Souvenirs de guerre de Georges Lucot (1/) : du 1er au 14 août 1914

24 Janvier 2025 , Rédigé par François MUNIER Publié dans #Histoire, #Histoire du 79ème RI, #Histoire et témoignages, #Guerre 1914-1918

Georges Lucot a d’abord confié au bulletin «  Le Clocheton » de 1976 ses souvenirs de la bataille de Deuxville, puis de 1978 à 1983, ses autres souvenirs des mois d’août et septembre 1914. Je n’ai fait que des modification de forme (orthographe et ponctuation moderne). Les notes en bas de page sont de moi.

Introduction au texte de 1976 :

Après la cérémonie de septembre dernier, j'avais incidemment signalé à notre président d'honneur le général Hogard et à mon vieil ami et camarade le président Émile Georges que j'avais conservé le journal de marche où je signalais jour après jour ce qui se passait à la 8eCie où j'étais caporal à la mobilisation et à la 5e Cie où j'ai été affecté comme sergent le 28 août.

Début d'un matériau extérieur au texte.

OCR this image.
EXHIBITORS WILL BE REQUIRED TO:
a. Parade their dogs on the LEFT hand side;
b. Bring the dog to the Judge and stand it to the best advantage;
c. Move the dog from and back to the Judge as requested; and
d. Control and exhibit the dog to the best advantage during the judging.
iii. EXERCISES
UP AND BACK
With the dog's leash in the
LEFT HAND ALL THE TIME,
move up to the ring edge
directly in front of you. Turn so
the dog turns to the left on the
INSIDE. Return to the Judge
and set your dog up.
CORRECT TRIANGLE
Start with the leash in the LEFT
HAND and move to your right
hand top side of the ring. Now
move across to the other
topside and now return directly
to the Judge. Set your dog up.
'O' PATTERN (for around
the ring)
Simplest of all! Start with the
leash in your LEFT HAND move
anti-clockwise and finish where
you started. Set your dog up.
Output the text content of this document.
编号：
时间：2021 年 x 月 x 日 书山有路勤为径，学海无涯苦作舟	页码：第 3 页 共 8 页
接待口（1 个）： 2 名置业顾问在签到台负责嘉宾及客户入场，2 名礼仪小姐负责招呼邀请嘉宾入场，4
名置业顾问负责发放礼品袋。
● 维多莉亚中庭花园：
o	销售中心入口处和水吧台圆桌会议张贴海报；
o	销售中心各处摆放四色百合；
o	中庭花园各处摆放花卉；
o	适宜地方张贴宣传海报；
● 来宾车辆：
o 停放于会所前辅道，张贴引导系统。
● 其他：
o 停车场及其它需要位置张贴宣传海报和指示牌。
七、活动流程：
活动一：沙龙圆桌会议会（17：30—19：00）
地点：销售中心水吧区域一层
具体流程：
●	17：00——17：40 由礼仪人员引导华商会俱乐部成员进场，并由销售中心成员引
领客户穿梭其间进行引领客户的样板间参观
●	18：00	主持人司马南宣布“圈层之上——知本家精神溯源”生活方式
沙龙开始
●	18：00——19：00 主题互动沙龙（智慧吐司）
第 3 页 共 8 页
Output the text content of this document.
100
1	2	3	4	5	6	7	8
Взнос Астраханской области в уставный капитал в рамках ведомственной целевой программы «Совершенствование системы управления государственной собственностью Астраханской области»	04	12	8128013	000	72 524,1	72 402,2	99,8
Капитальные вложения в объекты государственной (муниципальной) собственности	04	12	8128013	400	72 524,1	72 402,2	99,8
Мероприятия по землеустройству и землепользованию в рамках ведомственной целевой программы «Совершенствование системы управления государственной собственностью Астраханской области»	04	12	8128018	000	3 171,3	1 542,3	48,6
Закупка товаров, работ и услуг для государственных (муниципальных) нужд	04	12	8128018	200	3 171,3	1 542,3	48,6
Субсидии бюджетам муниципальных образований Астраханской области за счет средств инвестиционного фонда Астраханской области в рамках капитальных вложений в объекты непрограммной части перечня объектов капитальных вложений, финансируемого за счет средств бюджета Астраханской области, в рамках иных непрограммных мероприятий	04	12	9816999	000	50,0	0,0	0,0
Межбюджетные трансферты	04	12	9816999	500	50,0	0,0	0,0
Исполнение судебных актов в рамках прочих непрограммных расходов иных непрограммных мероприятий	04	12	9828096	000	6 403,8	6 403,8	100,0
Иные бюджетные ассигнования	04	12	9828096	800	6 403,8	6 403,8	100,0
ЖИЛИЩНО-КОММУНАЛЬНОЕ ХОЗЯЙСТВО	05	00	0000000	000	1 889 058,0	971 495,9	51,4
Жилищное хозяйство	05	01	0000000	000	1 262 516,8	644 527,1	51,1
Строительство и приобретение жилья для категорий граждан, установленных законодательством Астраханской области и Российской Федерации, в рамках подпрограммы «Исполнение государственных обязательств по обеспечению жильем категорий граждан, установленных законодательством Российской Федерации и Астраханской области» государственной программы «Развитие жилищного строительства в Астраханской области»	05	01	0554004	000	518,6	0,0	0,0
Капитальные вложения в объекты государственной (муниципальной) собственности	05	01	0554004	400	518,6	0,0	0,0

J'ai accepté de faire paraître dans le bulletin du Clocheton les seules parties de ce journal de marche qui intéressent Deuxville, en laissant de côté les autres actions en dehors du village mais à une condition, c'est que je copierais exactement, mot pour mot, ce qui est porté sur ce journal, c'est-à-dire la vérité des faits tels que je les ai vécus, avec les sentiments exacts d'un caporal ou d'un sergent du 79e à l’époque et non pas des racontars plus ou moins bien brodés comme on en trouve souvent dans les récits de guerre faits, la plupart du temps, par des gens qui ne les ont pas vécus ou qui ont un intérêt quelconque à les enjoliver.

Bulletin de 1978

30 juillet 1914 :

A 23 h 10, Debout !! Mobilisation mais sans sonneries. A 0 h 30, le 1er Bataillon part, les deux autres attendent l'heure du départ. On nous signale Metz en état de siège, de forts rassemblements vers Delme et Château-Salins, l'artillerie est en position, on attend toute la journée.

31 juillet :

La générale est sonnée à 7 heures. Quel tintamarre et tous sont joyeux. Aussitôt les réservistes commencent à arriver et la nuit se passe à les habiller. On emballe les effets pour Neufchâteau1. Tous les hommes vont réquisitionner les chevaux et voitures. Ce matin, la compagnie seule reste à la caserne avec une partie de la 7e Cie. Les réservistes se promènent et on ne peut pas s'empêcher de rire devant certains qui ressemblent vraiment à des mannequins.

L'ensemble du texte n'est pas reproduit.